Mesmo depois de todos os gritos de alerta, de que o nosso país ia estar sob a fúria destruidora de São Pedro, aventurámo-nos a enfrentá-la e partimos para o fim-de-semana tão desejado e esperado.
Excelente decisão!
Numa alegre e sã camaradagem, lá fomos afoitos dar cumprimento ao programa estabelecido, partimos com destino à Figueira da Foz, com passagem por Louriçal.
Louriçal com a sua Igreja e o seu Convento que alberga irmãs Clarissas, onde para além de se “sentir” a História e as histórias, tivemos oportunidade de contactar com os doces conventuais, não saindo de lá sem algumas mostras. Aqui, ouvi falar pela primeira vez de Madre Maria do Lado, santa ignorância a minha!
Figueira da Foz à vista e à nossa espera a simpática e gentil Violeta, que se tem dedicado empenhadamente na pesquisa da história desta cidade e que partilhou connosco, durante um bonito percurso a pé, pela zona antiga, muito do seu saber.
Agradável companhia, agradável passeata, agradável sensação de liberdade…
Não podíamos ficar para sempre neste local aprazível, houve que o trocar por outro, a travessia da Serra da Boa Viagem.
Serra da Boa Viagem (foto da net)
Que bela viagem! Desde a maravilhosa vista panorâmica da Figueira da Foz, das tonalidades do azul do rio Mondego, da imponência do Oceano Atlântico a beijar, muito ao longe, o firmamento, tudo ficou gravado na minha mente aberta ao belo e à Natureza. A vegetação também não deixou ninguém indiferente.Indiferentes também não ficámos ao grito do nosso físico a precisar de alimento e assim, entrámos em Tentúgal! O controlador do tempo tinha avançado muito, estávamos mais do que atrasados, mas que interessava isso, se um opíparo repasto nos aguardava.
Depois do paladar veio a visão, a visão histórica e artística da região e a do modo como se manuseia a massa finíssima que envolve os doces e os salgados, tão característicos de Tentúgal.
Sem nos deslocarmos muito, encontrámo-nos com uma figura única, José Craveiro autodidacta, contador de histórias com base na História, que gosta de se ouvir e de ser ouvido, desviando-se muitas vezes do rumo traçado pelos historiadores.

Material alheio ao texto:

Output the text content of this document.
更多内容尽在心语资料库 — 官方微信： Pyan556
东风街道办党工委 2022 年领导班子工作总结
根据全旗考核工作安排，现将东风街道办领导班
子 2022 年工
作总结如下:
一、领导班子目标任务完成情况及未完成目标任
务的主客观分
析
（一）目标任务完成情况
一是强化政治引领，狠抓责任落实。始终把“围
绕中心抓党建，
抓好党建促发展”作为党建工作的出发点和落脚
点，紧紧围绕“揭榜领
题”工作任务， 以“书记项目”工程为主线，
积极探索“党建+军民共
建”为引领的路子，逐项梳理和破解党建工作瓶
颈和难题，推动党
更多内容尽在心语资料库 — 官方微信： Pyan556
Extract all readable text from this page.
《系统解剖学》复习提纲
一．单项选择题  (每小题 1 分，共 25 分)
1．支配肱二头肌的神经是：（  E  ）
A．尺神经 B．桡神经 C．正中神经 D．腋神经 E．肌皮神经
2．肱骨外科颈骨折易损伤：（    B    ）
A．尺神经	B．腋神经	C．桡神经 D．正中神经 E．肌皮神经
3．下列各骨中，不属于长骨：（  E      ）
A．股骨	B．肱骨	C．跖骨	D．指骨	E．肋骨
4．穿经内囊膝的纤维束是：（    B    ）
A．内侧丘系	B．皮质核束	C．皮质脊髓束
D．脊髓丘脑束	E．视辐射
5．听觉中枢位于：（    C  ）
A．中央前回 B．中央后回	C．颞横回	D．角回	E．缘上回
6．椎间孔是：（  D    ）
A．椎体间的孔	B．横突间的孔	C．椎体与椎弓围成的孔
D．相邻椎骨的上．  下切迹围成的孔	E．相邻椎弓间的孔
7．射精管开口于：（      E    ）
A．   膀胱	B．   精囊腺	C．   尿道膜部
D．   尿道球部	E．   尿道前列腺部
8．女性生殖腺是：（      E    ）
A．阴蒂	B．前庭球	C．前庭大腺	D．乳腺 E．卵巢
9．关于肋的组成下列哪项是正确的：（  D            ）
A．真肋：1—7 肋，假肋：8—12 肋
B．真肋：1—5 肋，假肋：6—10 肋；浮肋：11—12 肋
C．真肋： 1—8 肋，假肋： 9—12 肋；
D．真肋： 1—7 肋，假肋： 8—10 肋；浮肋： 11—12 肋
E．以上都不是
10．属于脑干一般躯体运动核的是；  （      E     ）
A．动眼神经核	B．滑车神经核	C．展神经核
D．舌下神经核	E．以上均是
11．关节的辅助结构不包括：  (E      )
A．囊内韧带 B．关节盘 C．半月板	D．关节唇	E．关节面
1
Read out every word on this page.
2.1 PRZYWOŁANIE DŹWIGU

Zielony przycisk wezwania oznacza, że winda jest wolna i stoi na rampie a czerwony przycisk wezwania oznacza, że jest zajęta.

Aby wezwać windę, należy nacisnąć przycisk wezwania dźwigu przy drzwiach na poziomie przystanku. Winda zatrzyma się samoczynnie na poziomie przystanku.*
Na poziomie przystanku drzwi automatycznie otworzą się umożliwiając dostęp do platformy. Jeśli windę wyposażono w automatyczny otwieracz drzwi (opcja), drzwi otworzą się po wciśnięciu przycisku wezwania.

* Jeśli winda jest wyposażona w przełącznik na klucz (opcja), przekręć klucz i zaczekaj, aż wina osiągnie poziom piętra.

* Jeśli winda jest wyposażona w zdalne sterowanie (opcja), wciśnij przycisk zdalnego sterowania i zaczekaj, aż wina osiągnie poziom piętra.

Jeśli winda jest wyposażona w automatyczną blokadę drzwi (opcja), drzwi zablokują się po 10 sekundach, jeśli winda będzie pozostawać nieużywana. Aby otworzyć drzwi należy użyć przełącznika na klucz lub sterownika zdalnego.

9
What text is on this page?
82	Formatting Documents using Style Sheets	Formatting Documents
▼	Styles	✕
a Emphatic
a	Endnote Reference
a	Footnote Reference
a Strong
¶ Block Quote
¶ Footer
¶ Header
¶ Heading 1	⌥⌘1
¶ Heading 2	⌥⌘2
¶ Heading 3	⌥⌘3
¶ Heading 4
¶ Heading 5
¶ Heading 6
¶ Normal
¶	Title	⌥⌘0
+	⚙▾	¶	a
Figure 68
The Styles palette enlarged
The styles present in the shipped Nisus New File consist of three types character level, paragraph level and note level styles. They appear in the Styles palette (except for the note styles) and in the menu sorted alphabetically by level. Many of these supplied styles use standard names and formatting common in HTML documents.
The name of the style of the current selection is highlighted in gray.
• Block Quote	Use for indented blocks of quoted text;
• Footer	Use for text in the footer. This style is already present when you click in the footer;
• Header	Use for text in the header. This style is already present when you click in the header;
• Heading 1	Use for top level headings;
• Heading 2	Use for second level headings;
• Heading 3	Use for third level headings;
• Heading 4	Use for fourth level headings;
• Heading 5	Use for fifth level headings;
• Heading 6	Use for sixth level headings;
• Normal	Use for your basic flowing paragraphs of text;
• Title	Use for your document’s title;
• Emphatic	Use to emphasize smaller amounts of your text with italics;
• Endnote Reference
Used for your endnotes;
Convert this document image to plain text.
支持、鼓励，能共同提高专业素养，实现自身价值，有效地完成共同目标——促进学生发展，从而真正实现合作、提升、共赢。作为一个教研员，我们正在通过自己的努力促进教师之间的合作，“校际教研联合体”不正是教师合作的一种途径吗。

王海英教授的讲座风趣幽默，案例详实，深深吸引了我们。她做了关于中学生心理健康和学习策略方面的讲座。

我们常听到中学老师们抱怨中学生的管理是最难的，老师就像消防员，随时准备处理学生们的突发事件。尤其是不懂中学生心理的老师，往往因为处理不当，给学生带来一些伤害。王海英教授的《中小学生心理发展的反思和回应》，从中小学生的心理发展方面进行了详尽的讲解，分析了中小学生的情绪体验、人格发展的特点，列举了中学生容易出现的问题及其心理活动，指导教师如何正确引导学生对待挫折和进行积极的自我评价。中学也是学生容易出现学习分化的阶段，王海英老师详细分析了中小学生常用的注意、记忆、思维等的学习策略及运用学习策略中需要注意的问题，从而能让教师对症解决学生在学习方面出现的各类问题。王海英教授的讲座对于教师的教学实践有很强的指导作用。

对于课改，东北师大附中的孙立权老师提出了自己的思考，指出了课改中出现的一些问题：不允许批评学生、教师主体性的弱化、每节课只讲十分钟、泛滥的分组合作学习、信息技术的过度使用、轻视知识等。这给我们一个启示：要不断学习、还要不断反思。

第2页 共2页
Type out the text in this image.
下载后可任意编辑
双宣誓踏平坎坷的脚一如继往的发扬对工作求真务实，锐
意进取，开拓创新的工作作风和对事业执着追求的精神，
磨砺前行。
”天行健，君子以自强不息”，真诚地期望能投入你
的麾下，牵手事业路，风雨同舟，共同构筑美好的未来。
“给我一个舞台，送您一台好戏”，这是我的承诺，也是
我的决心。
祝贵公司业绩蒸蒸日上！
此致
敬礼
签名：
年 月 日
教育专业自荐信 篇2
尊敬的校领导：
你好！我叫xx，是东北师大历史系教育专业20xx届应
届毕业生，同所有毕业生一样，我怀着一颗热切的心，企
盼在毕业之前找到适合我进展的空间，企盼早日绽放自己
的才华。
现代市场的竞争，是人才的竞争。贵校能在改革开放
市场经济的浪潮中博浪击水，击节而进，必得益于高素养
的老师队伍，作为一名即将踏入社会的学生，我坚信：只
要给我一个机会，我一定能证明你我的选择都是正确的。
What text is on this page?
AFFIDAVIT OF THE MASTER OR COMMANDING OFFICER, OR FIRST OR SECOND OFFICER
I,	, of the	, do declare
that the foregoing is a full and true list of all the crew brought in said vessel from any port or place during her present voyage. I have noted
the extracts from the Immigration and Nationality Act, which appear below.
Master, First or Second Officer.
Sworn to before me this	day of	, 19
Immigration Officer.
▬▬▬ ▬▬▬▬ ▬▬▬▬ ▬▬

Não podíamos sair de um local gastronomicamente tão doce sem saborearmos “uma delícia” e adquirir outras…
Novamente na Figueira da Foz! Embora nos sentíssemos a “rebentar “, de barriga cheia, a verdade é que todos jantámos com bastante prazer e alguns mais ousados ainda foram, depois da “janta”, beneficiar de um passeio pelo Bairro Novo desta cidade costeira.
Novo dia, continuação da jornada! Por vias que atravessam a zona verdejante do Paul do Taipal, entrámos em Montemor-o- Velho com o seu enorme e altaneiro castelo, muito bem conservado, a dominar toda a região, vista única sobre os arrozais e a vila. Nela nos deleitámos com um belo passeio pedestre ao mesmo tempo que ouvíamos a sua história e admirávamos a sua riqueza monumental.
Depois de mais um almoço, ” a parte gastronómica da região", a nossa perdição, demos um pulinho até Ançã e começámos a vislumbrar a “cereja sobre o bolo”.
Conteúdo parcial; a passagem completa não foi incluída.